On the night of 07/08 November the 1/28th's night defensive position at Ap Cha Do was attacked by elements of the 272nd VC and the 101st NVA Regiments. The battle continued until 11 AM, when the VC/NVA withdrew. When the 2/28th swept the area they found the reason for the VC/NVA's aggressive defense of the area - a base camp that stretched for over a mile through the thick jungle and contained one of the largest caches of ammo and supplies taken to date. The base camp contained 19,000 grenades, a Claymore mine factory, 1135 pounds of explosives, 400 bangalore torpedoes, a command radio system and other items. In addition to the base camp, the US soldiers found 399 VC/NVA dead.

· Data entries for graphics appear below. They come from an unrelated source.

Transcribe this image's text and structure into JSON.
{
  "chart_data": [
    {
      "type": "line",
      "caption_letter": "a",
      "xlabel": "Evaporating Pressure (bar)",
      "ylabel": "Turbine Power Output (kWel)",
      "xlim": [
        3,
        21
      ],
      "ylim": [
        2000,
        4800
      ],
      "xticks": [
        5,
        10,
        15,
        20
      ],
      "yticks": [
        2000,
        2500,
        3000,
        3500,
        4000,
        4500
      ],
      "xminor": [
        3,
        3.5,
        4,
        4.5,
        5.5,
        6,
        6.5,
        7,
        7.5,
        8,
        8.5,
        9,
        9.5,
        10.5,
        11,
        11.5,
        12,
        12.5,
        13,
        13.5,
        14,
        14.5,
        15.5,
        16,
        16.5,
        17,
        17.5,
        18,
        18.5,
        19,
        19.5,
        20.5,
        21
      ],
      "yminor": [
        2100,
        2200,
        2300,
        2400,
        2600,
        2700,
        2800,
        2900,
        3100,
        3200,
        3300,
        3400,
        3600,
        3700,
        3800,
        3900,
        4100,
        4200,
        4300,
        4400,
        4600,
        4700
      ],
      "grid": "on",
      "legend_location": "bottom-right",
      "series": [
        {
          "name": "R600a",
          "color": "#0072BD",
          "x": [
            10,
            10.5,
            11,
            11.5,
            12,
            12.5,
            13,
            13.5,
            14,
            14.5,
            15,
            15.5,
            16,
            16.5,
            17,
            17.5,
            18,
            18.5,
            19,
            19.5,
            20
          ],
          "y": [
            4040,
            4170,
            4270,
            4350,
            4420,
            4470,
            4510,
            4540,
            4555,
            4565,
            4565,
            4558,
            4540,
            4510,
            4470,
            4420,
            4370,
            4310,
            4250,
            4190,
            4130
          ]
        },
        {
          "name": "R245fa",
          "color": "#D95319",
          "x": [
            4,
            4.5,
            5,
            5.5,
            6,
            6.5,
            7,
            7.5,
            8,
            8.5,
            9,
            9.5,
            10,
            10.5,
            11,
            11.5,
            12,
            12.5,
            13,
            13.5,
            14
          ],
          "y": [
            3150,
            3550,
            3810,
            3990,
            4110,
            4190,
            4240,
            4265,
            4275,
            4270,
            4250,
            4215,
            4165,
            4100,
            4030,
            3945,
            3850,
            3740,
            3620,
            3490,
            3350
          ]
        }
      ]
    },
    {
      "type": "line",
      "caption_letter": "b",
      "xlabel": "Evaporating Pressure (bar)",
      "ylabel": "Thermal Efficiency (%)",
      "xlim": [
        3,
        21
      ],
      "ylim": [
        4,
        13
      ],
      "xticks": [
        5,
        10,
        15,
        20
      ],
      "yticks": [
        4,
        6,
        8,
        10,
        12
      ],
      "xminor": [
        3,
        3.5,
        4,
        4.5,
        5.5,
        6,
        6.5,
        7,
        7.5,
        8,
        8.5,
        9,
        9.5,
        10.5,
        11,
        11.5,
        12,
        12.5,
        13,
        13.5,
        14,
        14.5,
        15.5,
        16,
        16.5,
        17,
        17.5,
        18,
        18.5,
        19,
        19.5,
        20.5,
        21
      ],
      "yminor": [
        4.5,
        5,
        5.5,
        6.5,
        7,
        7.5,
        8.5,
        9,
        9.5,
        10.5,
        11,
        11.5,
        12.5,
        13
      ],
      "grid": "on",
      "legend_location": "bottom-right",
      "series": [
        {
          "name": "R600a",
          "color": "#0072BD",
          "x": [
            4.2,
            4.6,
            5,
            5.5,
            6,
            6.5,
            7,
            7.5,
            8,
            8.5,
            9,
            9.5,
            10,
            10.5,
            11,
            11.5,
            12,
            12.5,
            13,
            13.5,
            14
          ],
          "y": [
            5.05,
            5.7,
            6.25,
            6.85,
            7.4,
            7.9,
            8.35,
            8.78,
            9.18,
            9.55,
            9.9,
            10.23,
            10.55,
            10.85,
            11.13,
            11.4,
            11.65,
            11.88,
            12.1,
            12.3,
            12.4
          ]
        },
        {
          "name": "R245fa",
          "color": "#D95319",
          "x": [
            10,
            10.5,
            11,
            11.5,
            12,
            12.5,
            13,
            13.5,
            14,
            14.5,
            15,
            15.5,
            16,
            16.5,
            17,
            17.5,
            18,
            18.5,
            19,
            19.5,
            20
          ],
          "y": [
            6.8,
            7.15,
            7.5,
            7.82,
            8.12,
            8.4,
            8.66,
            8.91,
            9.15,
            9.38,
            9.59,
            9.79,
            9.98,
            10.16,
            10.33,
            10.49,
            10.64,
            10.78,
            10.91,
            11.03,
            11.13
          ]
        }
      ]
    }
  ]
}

The 1/28th received the Presidential Unit Citation for the Battle of Ap Cha Do - but at the cost of 19 dead and dozens more wounded. The dead were

  • A Co, 1st Bn, 28th Infantry
    • CPT Ronald V. Putnam, Huntland, TN

  • B Co, 1st Bn, 28th Infantry
    • 1LT Bernard F. Kistler, Franklin, PA
    • SGT Calvert J. Johnson, Lynchburg, VA
    • SP4 Walter J. Schmidt, Laurence Harbor, NJ
    • SP4 Caspar M. Walsh, Chicago, IL
    • SP4 Nathaniel Wyley, Olive Branch, MS
    • PFC Howard L. Bowen, Albion, NY
    • PFC Jackie B. Hall, Abilene, TX
    • PFC Jerry L. Happel, St Louis, MO
    • PFC Charles M. Todd, Mansfield, OH
    • PFC Rafael Vega-Maysonet, Barceloneta, PR

  • C Co, 1st Bn, 28th Infantry
    • 1LT David B. Dann, Milwaukee, WI
    • MSG Vertis J. Hill, Ridgeville, SC
    • SP4 Arthur R. Erschoen, Los Angeles, CA

  • HHC, 1st Bn, 28th Infantry
    • CPT Euripides Rubio, Ponce, PR (Medal of Honor)
    • SP4 James M. Kelly, Atmore, AL
    • PFC Henry A. Garza, San Antonio, TX

  • A Co, 2nd Bn, 28th Infantry
    • SFC Lewis E. Bonnie, Evansville, IN
    • SGT Edward G. Blackmon, Austin, TX

Captain Rubio is buried in Site 5, Section HSA, of the Puerto Rico National Cemetery in Bayamon, Puerto Rico.